Glioblastoma (GBM) is the most malignant and lethal intracranial tumor, with extremely limited treatment options. Immunotherapy has been widely studied in GBM, but none can significantly prolong the overall survival (OS) of patients without selection. Considering that GBM cancer stem cells (CSCs) play a non-negligible role in tumorigenesis and chemoradiotherapy resistance, we proposed a novel stemness-based classification of GBM and screened out certain population more responsive to immunotherapy. The one-class logistic regression algorithm was used to calculate the stemness index (mRNAsi) of 518 GBM patients from The Cancer Genome Atlas (TCGA) database based on transcriptomics of GBM and pluripotent stem cells. Based on their stemness signature, GBM patients were divided into two subtypes via consensus clustering, and patients in Stemness Subtype I presented significantly better OS but poorer progression-free survival than Stemness Subtype II. Genomic variations revealed patients in Stemness Subtype I had higher somatic mutation loads and copy number alteration burdens. Additionally, two stemness subtypes had distinct tumor immune microenvironment patterns. Tumor Immune Dysfunction and Exclusion and subclass mapping analysis further demonstrated patients in Stemness Subtype I were more likely to respond to immunotherapy, especially anti-PD1 treatment. The pRRophetic algorithm also indicated patients in Stemness Subtype I were more resistant to temozolomide therapy. Finally, multiple machine learning algorithms were used to develop a 7-gene Stemness Subtype Predictor, which were further validated in two external independent GBM cohorts. This novel stemness-based classification could provide a promising prognostic predictor for GBM and may guide physicians in selecting potential responders for preferential use of immunotherapy.

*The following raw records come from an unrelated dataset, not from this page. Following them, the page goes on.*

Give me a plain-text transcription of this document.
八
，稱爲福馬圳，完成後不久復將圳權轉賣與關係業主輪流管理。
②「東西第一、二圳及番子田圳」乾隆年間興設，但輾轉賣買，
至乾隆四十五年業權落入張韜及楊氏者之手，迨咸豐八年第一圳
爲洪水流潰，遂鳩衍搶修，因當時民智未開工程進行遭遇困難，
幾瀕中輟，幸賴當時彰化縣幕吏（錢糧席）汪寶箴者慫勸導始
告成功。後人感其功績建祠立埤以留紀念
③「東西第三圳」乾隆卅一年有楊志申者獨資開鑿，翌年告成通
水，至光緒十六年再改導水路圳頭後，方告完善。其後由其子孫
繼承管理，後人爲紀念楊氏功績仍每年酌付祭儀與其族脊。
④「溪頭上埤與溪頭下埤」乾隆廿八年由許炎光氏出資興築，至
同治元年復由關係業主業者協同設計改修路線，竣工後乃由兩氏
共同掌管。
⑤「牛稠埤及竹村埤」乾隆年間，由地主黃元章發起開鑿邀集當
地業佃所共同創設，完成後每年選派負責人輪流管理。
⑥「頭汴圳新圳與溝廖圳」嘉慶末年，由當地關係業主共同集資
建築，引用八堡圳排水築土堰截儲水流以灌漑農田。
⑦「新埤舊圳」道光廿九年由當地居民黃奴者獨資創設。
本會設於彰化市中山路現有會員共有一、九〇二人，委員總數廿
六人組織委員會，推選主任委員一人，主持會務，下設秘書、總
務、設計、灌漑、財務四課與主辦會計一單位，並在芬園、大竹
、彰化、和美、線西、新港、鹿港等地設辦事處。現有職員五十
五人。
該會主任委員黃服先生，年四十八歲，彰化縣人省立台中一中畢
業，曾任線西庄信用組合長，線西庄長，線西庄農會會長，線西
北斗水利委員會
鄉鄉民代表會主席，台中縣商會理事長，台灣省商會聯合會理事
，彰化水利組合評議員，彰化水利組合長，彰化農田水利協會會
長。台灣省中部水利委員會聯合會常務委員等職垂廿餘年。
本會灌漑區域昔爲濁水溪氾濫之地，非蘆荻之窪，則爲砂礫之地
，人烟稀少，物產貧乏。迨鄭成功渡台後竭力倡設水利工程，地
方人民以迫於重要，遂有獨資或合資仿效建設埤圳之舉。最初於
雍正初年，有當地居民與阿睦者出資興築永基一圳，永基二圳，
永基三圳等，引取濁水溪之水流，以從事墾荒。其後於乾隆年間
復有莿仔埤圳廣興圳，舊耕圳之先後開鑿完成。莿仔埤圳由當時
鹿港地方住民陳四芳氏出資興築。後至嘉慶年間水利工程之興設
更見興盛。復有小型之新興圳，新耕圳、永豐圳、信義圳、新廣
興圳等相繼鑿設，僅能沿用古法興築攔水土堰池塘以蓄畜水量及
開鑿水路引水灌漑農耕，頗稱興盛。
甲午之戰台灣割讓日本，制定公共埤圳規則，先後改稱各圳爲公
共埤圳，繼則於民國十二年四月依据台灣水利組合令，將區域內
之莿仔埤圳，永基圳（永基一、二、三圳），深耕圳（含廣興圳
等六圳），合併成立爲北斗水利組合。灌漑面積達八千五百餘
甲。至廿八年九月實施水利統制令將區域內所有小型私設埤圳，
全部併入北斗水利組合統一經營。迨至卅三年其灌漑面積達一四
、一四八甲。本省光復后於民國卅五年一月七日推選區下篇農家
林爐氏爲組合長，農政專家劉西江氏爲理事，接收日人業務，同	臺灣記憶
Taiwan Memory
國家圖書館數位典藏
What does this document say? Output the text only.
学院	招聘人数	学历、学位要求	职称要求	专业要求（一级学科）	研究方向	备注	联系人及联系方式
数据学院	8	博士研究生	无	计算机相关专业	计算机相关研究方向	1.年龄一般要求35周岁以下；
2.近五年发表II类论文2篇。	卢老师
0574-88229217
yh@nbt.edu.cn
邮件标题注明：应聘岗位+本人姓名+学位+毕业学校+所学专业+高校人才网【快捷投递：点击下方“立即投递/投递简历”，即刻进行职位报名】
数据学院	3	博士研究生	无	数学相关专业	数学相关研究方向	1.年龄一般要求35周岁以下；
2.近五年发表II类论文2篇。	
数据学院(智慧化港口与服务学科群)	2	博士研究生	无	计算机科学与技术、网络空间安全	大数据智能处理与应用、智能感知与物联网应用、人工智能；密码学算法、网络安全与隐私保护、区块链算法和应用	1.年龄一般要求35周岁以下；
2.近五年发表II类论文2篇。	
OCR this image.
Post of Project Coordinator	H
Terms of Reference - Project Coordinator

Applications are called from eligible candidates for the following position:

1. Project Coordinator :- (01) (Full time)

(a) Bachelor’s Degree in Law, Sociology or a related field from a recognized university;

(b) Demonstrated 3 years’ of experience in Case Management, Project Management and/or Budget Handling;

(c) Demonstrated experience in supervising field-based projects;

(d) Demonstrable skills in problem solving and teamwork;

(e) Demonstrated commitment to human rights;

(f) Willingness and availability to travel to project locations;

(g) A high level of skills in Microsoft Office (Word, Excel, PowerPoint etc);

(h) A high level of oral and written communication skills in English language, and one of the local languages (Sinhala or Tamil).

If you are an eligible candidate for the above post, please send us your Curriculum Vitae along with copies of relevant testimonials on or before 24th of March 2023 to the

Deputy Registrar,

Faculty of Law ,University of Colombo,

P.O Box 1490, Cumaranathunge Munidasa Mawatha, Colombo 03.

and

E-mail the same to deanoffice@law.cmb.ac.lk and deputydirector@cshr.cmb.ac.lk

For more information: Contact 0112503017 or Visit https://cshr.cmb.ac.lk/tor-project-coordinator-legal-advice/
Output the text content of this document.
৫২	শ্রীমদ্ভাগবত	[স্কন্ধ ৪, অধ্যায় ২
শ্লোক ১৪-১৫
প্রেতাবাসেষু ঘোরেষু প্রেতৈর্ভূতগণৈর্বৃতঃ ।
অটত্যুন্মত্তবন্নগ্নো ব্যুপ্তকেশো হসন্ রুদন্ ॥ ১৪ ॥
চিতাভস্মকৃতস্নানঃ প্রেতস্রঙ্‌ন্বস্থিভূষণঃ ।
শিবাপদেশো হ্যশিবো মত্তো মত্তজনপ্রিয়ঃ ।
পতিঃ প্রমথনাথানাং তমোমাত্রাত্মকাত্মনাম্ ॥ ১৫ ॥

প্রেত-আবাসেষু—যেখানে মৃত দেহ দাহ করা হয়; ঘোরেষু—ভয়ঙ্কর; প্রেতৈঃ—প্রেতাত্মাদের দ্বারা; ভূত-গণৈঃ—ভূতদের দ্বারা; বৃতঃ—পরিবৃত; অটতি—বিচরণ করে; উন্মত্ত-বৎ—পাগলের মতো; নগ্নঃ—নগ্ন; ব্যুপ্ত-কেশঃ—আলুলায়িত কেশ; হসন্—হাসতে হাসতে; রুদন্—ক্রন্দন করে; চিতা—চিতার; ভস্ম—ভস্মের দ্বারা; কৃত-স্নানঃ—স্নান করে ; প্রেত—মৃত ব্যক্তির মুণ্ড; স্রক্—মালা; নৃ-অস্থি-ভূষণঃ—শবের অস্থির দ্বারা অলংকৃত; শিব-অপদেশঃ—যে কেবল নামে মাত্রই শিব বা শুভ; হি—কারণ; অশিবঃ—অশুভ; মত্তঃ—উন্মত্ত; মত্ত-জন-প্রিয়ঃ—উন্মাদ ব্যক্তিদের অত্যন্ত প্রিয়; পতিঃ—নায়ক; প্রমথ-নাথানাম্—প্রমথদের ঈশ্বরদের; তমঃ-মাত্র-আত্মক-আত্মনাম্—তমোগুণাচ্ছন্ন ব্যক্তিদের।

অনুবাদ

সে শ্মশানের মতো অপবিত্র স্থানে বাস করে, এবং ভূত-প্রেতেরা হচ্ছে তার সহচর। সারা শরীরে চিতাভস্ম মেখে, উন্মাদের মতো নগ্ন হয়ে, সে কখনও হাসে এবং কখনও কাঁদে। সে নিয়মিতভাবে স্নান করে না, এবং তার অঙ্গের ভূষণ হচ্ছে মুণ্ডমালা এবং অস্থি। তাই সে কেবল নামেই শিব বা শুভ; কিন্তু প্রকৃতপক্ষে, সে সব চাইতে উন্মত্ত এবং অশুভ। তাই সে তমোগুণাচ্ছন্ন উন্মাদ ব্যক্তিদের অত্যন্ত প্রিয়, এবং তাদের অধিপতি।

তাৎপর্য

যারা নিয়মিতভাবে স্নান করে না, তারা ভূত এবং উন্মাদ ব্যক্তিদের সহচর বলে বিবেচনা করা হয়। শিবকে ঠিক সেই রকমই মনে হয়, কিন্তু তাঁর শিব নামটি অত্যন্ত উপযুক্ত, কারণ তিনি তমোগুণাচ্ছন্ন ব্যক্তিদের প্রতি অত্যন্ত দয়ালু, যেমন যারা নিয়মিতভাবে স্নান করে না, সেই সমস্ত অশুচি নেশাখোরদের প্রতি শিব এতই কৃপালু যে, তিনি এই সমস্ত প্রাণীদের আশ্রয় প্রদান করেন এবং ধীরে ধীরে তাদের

胶质母细胞瘤(GBM)是最恶性和致命的颅内肿瘤,治疗选择极为有限。免疫疗法已在 GBM 中广泛研究,但在没有选择的情况下,没有一种方法能显著延长患者的总生存期(OS)。考虑到 GBM 癌症干细胞(CSC)在肿瘤发生和放化疗耐药中发挥着不可忽视的作用,我们提出了一种新的基于干性的 GBM 分类方法,并筛选出对免疫治疗更敏感的特定人群。我们使用单类逻辑回归算法,根据 GBM 和多能干细胞的转录组学,计算了来自癌症基因组图谱(TCGA)数据库的 518 名 GBM 患者的干性指数(mRNAsi)。基于其干性特征,通过共识聚类将 GBM 患者分为两个亚型,Stemness 亚型 I 的患者 OS 明显更好,但无进展生存期较差。基因组变异揭示,Stemness 亚型 I 的患者体细胞突变负荷和拷贝数改变负担更高。此外,两种干性亚型具有不同的肿瘤免疫微环境模式。肿瘤免疫功能障碍和排除以及亚类映射分析进一步表明,Stemness 亚型 I 的患者更有可能对免疫治疗,特别是抗 PD1 治疗产生反应。pRRophetic 算法还表明,Stemness 亚型 I 的患者对替莫唑胺治疗更耐药。最后,我们使用多种机器学习算法开发了一个 7 基因的 Stemness 亚型预测器,并在两个外部独立的 GBM 队列中进行了验证。这种新的基于干性的分类方法可为 GBM 提供有前途的预后预测指标,并可能指导医生选择潜在的反应者,优先使用免疫治疗。